Pat Boone was fumbling a note when I opened the door to the car. Gella was asleep in the passenger’s seat. The sound startled
her, but when she saw my face she smiled.

“Did you find anything?”

“No,” I said. “Nothing.”

31

FEARLESS AND DORTHEA
were asleep in the bedroom when I got back to our apartment at a little past five. I’d dropped Gella off at her place twenty
minutes earlier. When we neared her house she worried that maybe Morris came home while she was gone and that he’d be worried
about her. I kept my silence, telling myself that it would be less painful this way.

“Paris?” Fearless said from the bed.

“What time is it?” Dorthea groaned.

“Go back to sleep,” Fearless told her.

He threw on his clothes and met me in the kitchen of our little unit. I breathed Morris’s suicide in a whisper. It wasn’t
until we got in the car and were driving that I told him the rest.

“And you didn’t tell her that her husband was upstairs,” he said, “dead?”

“I told you, man. It was nighttime, and they had already called her about Sol. And the dude was stone-cold dead. She couldn’t’a
helped him. How would it have been good for her to see the husband she loved with his neck stretched out a foot long on a
hemp rope, his dick stuck out, and his piss all over the floor?”

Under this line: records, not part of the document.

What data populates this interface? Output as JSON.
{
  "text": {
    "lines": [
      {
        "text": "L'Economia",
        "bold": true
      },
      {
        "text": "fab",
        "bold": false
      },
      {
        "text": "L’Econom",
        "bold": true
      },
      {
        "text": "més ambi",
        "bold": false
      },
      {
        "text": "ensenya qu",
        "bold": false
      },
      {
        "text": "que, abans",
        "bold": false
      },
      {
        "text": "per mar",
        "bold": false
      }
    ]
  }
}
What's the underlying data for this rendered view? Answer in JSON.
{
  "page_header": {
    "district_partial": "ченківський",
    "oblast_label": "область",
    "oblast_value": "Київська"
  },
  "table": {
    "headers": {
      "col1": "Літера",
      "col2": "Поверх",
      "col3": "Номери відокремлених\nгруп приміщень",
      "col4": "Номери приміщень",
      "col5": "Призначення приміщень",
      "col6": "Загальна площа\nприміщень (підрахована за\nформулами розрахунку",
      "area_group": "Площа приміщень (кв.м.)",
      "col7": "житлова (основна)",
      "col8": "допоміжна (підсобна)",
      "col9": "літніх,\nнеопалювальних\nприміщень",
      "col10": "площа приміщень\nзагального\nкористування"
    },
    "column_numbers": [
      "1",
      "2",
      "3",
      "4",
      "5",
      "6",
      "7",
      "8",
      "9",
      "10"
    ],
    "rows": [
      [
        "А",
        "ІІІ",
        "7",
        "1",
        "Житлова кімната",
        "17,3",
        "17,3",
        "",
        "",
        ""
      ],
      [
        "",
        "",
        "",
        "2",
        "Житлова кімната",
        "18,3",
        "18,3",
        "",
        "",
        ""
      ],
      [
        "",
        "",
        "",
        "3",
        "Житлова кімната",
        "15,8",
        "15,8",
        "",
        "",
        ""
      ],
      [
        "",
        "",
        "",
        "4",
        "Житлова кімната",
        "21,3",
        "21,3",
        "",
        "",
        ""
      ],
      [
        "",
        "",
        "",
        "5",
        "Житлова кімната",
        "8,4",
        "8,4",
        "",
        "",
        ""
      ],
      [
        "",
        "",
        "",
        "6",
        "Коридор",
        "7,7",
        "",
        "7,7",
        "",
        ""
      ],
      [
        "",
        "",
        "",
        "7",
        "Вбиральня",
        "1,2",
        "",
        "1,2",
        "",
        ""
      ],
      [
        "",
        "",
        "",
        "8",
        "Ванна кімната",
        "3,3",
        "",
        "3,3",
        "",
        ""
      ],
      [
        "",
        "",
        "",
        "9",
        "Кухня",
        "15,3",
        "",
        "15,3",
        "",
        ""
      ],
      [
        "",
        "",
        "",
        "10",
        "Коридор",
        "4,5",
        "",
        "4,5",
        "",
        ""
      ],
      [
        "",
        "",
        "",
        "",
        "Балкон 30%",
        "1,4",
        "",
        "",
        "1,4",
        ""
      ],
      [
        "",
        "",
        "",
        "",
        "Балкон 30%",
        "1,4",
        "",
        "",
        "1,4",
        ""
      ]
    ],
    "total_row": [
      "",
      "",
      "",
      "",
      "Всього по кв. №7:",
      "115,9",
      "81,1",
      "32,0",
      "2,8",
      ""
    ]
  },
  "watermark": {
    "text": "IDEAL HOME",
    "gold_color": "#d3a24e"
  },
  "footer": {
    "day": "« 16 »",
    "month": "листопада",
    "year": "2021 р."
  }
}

“I don’t know about all that,” Fearless chided, “and neither do you. All I know is that a man’s wife deserves to know when
he’s dead.”

“He left a suicide note too,” I said.

“He did?”

“Yeah. I took it.”

“Now why you wanna do that?”

“’Cause sometimes I must think that I’m you,” I said.

“What’s that s’posed to mean?”

“First off, he wrote it to a prostitute named Lily. The whole thing was written to her.”

“Girlfriend?”

“By the hour,” I said. “And that ain’t all. Morris the one killed Fanny.”

“No.” Fearless turned to me in wonder.

“Morris wrote it down that he told her on the drive over to her house that the man he had been working for, Zev Minor, a man
she had never met, was actually a guy named Zimmerman. He was feeling guilty over what happened to Sol and scared about what
might happen still. Fanny went a little crazy when Morris told her that. She screamed at him and yelled at him and said that
she was going to raise hell. He dropped her off and then got scared. He said that he went to his car and then came back to
knock on the door, but she wouldn’t let him in.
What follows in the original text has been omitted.